Maha Rose Center for Healing
97 Green St., Ste. G3, Greenpoint
Simply walking into the Maha Rose Center is de-stressing: The tall ceilings, white walls, and billowing curtains of the former box factory are instantly calming. Services range from breathwork and reiki, to sound baths and shamanic healing circles. The shop is stocked with amazing crystals, herbs and tonics, and more. They regularly host open houses to allow potential clients to check out the space for free—plus, Friday afternoon group acupuncture sessions.

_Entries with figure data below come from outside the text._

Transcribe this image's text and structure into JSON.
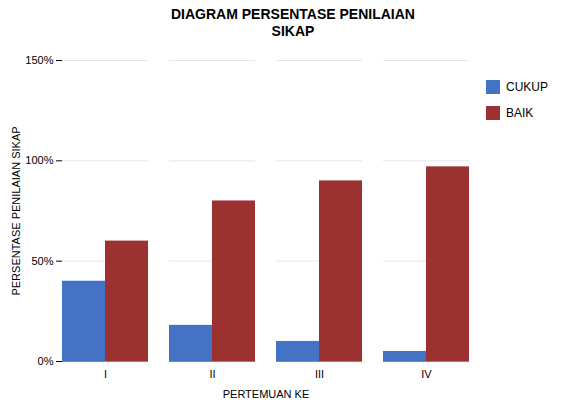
{
  "chart_data": {
    "type": "bar",
    "title": "DIAGRAM PERSENTASE PENILAIAN\nSIKAP",
    "x_label": "PERTEMUAN KE",
    "y_label": "PERSENTASE PENILAIAN SIKAP",
    "categories": [
      "I",
      "II",
      "III",
      "IV"
    ],
    "series": [
      {
        "name": "CUKUP",
        "color": "#4472C4",
        "values": [
          0.4,
          0.18,
          0.1,
          0.05
        ]
      },
      {
        "name": "BAIK",
        "color": "#9B3230",
        "values": [
          0.6,
          0.8,
          0.9,
          0.97
        ]
      }
    ],
    "ylim": [
      0,
      1.5
    ],
    "yticks": [
      {
        "value": 0,
        "label": "0%"
      },
      {
        "value": 0.5,
        "label": "50%"
      },
      {
        "value": 1.0,
        "label": "100%"
      },
      {
        "value": 1.5,
        "label": "150%"
      }
    ],
    "grid": true,
    "legend": "right"
  }
}
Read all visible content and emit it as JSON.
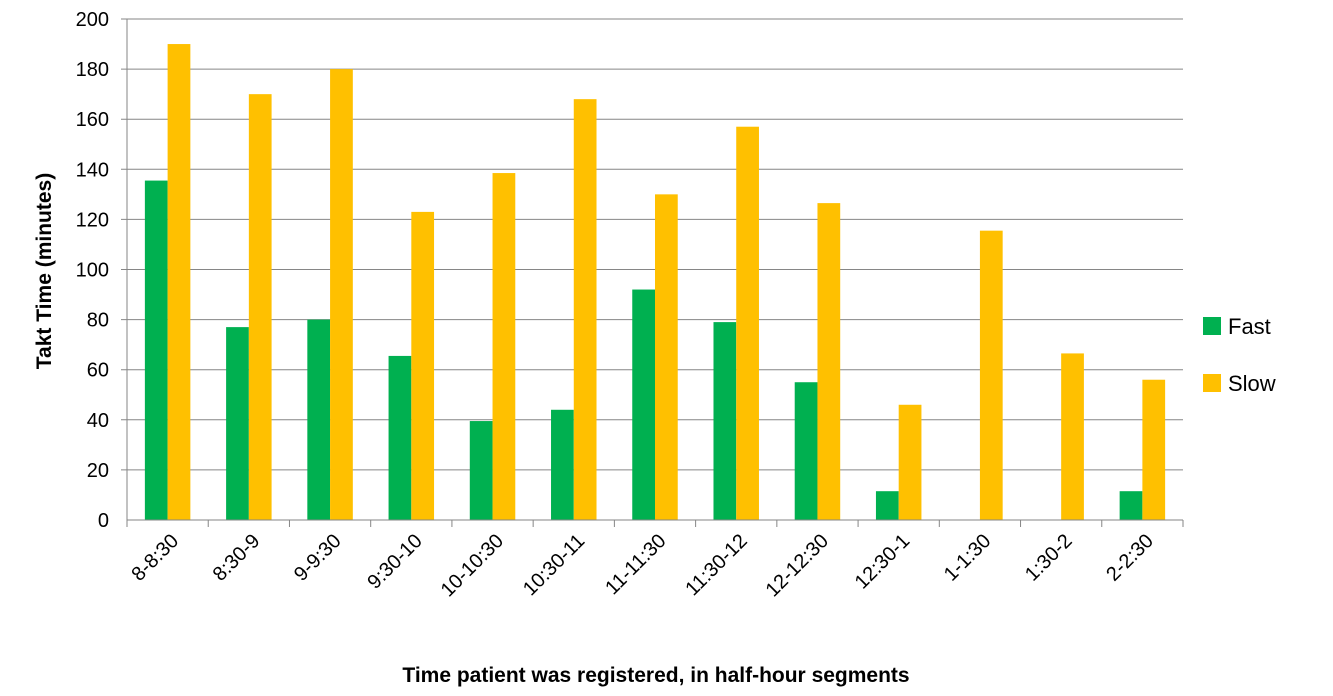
{
  "chart_data": {
    "type": "bar",
    "title": "",
    "xlabel": "Time patient was registered, in half-hour segments",
    "ylabel": "Takt Time (minutes)",
    "ylim": [
      0,
      200
    ],
    "yticks": [
      0,
      20,
      40,
      60,
      80,
      100,
      120,
      140,
      160,
      180,
      200
    ],
    "grid": true,
    "legend_position": "right",
    "categories": [
      "8-8:30",
      "8:30-9",
      "9-9:30",
      "9:30-10",
      "10-10:30",
      "10:30-11",
      "11-11:30",
      "11:30-12",
      "12-12:30",
      "12:30-1",
      "1-1:30",
      "1:30-2",
      "2-2:30"
    ],
    "series": [
      {
        "name": "Fast",
        "color": "#00B050",
        "values": [
          135.5,
          77,
          80,
          65.5,
          39.5,
          44,
          92,
          79,
          55,
          11.5,
          null,
          null,
          11.5
        ]
      },
      {
        "name": "Slow",
        "color": "#FFC000",
        "values": [
          190,
          170,
          180,
          123,
          138.5,
          168,
          130,
          157,
          126.5,
          46,
          115.5,
          66.5,
          56
        ]
      }
    ]
  }
}
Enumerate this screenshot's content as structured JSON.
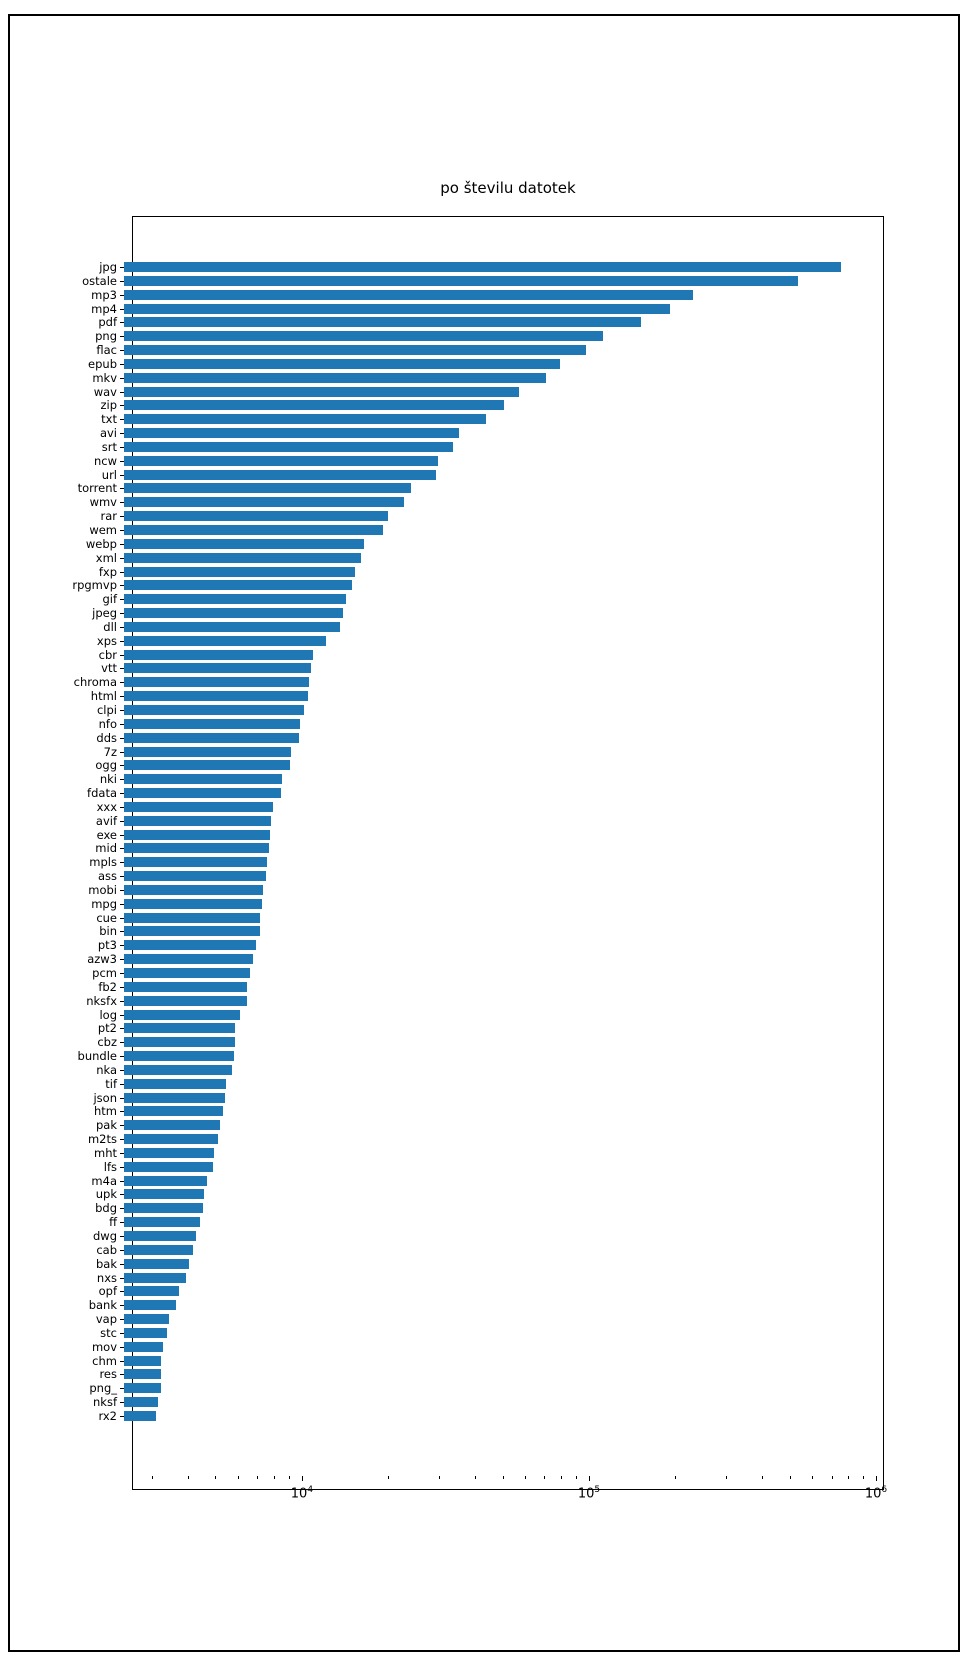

294 Elizabeth St., Lower East Side
We’re obsessed with stylist Jonathan Van Ness (Gay of Thrones, Queer Eye) and his incredible ability to transform the way people look and feel. When the bicoastal stylist is in New York, he’s at this NoHo salon, where he, founder Joseph Artale, and a team of talented stylists do absolutely brilliant hair—perfectly sun-kissed highlights, razor-cut layers—that’s both easy to maintain and amazingly natural-looking.
Tigerlily Holistic Community Acupuncture
360 Jefferson St., Bushwick
Acupuncture can be incredible for stress, physical pain, and many other conditions. Tigerlily Holistic offers group sessions to make their healing treatments more accessible and forge community connections (many people actually find communal acupuncture, versus private sessions, to be more revitalizing). Clients lay back on massage tables or zero gravity recliners as an acupuncturist tends to each person with filiform needles to remove blockages and stimulate the movement of chi in the body. If needed, there’s the option of adding on a therapy like tui na (Chinese massage), cupping, or gua sha (the Chinese practice of gently scraping skin with a massage tool to support circulation). And there are workshops and classes on therapies like Qi Gong, which uses breathwork, meditation, and martial arts-based movement to cultivate balance and emotional tenacity.
Daya Yoga Studio
360 Jefferson St., Williamsburg
Many New York City yoga classes are as packed as a rush-hour subway car, but cramped quarters aren’t the norm at Daya. The studio’s two rooms are spacious and high-ceilinged, and the classes are transformative. They teach a variety of styles—including Kripalu, Kundalini, vinyasa, and prana—and offer special classes, like the Candlelit Lunar Flow with live music (it’s stupendous to listen as you go through your poses) and Women’s Rejuvenation Circle, a guided meditation and “emotional check-in,” as Daya instructors say. The first early-morning class of the day is Get Up and Flow, which really gets you moving. (Incentive to get up early: One instructor always brings her adorable fluffy dog to class.)
92 St. Nicholas Ave., Williamsburg
They take hair color very seriously at Pickthorn, where owner Chelsey Pickthorn has been known to mix twenty shades at a time to get the perfect flattering color. The salon specializes in impressively authentic highlights (imagine golden surfer hair and the sun-kissed flyaways of outdoorsy kids), which colorists paint on by hand, eschewing more traditional foil methods. The space is airy and sizable, but with only two chairs, the vibe is beautifully intimate. There’s no getting lost in the assembly line of blowouts that can be so frustrating at mega-salons, and the windows are hand-painted by local artists so that light streams through but pedestrians can’t peek in at the musicians and models who frequent the place—or witness your transformation, until you step outside.